270 “Nothing, darling, only darling, darling”: Cartoon in the magazine Punch, in which soppy lovers Edwin and Angelina sit on a park-bench near an old gentleman. Their exchange: “Darling!” “Yes, darling?” “Nothing, darling. Only darling, darling.” is followed by the comment: Old gentleman feels quite sick.
Chapter 16
292 just as if she was Marleen – ie Marlene Dietrich (1901-1992), actress, film actress and singer
295 heavenly fool – George Knox describes this as “an expression”, maybe the generalised one that there was something holy about what Thirkell would have called idiots.

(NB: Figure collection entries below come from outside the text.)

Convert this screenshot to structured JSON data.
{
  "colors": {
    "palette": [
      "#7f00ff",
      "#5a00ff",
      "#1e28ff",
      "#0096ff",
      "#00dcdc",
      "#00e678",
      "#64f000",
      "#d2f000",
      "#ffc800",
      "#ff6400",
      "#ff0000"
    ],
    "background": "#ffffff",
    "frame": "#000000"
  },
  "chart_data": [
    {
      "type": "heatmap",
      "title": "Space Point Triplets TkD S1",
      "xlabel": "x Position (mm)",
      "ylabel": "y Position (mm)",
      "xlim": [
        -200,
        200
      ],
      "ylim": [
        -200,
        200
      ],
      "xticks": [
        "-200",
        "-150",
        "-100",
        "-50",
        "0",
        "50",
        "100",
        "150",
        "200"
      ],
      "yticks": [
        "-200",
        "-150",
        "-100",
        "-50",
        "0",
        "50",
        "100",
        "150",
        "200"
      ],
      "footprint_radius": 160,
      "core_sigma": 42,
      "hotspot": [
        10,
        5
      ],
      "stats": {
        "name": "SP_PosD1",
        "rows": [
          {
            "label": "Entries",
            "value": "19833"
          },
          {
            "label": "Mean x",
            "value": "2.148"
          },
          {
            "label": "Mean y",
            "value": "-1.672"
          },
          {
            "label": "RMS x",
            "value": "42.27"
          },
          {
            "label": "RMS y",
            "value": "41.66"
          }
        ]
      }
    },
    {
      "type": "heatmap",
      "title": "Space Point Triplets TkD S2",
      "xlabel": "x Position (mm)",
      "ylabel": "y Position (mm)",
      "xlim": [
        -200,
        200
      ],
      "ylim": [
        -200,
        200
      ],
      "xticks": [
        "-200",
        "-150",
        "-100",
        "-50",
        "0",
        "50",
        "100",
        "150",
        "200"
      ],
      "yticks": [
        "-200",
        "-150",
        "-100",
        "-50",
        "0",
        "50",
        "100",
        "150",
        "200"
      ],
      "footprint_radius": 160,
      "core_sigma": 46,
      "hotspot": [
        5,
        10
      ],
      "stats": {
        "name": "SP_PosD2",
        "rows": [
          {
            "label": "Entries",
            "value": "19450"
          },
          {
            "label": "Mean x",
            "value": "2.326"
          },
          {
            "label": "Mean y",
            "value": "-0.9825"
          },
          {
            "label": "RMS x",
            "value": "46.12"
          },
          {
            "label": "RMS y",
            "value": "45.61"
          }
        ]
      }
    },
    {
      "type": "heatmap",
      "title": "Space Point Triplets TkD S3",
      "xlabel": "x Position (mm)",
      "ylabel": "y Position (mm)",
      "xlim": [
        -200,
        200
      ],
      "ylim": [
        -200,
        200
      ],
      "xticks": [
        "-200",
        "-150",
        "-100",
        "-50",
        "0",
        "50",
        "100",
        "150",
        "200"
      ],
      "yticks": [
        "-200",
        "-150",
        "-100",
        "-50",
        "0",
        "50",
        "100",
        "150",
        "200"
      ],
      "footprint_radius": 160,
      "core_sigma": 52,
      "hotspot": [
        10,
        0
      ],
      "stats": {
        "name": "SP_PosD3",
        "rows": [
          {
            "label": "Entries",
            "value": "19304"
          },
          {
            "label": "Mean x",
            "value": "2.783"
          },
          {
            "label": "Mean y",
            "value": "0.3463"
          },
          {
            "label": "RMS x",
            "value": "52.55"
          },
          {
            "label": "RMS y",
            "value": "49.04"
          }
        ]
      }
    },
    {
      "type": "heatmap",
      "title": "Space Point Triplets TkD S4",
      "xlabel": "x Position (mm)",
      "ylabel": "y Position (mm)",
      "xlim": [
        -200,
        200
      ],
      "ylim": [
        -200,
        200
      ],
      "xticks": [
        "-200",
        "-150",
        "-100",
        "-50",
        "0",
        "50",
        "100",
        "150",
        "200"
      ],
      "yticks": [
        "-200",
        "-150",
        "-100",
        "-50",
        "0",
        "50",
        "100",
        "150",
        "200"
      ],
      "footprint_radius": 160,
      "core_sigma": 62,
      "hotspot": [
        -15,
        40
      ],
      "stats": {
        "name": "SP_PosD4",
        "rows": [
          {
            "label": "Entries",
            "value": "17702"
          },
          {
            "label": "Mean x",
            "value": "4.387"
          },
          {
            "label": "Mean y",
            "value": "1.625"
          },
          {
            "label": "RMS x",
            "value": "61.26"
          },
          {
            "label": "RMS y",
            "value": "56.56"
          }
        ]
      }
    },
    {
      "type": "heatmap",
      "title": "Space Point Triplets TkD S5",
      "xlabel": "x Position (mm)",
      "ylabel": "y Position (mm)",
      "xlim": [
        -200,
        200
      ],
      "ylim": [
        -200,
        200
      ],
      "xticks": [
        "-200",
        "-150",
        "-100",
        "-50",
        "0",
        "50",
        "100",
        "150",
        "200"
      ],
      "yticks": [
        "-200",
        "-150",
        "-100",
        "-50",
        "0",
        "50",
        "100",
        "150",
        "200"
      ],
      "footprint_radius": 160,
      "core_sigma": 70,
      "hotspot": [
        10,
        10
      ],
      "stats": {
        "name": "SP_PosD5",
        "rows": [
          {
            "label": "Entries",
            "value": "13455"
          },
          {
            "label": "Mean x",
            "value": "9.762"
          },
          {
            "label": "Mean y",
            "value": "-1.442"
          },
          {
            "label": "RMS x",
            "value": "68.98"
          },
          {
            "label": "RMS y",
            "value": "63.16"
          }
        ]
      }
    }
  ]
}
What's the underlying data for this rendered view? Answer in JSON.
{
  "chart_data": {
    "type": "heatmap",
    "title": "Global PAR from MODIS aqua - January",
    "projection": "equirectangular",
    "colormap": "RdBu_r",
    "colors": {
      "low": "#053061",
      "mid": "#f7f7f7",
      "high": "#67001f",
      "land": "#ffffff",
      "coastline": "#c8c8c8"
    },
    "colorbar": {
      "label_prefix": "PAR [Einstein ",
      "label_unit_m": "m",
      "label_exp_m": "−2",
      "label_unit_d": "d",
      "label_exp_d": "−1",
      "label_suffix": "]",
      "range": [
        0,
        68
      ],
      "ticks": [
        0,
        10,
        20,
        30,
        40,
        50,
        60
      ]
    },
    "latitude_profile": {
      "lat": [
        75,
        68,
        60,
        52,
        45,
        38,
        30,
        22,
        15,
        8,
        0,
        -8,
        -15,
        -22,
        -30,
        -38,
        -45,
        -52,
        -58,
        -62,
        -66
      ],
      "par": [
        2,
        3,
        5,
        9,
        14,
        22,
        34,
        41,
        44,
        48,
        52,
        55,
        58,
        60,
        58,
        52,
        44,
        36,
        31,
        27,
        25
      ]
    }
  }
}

any way understanded of you – the rationale for the translation of the Book of Common Prayer, variant of actual form “understanded of the people” used in Love Among the Ruins p.148.
296 fool enough to sit smiling on a monument – Like patience on a monument,/Smiling at grief (Shakespeare, Twelfth Night Act 2 scene 4)
301 the Salisbury curve where the accident happened – the double reverse curve of the track was the site of the famous 1906 Salisbury Train Accident to a boat-train.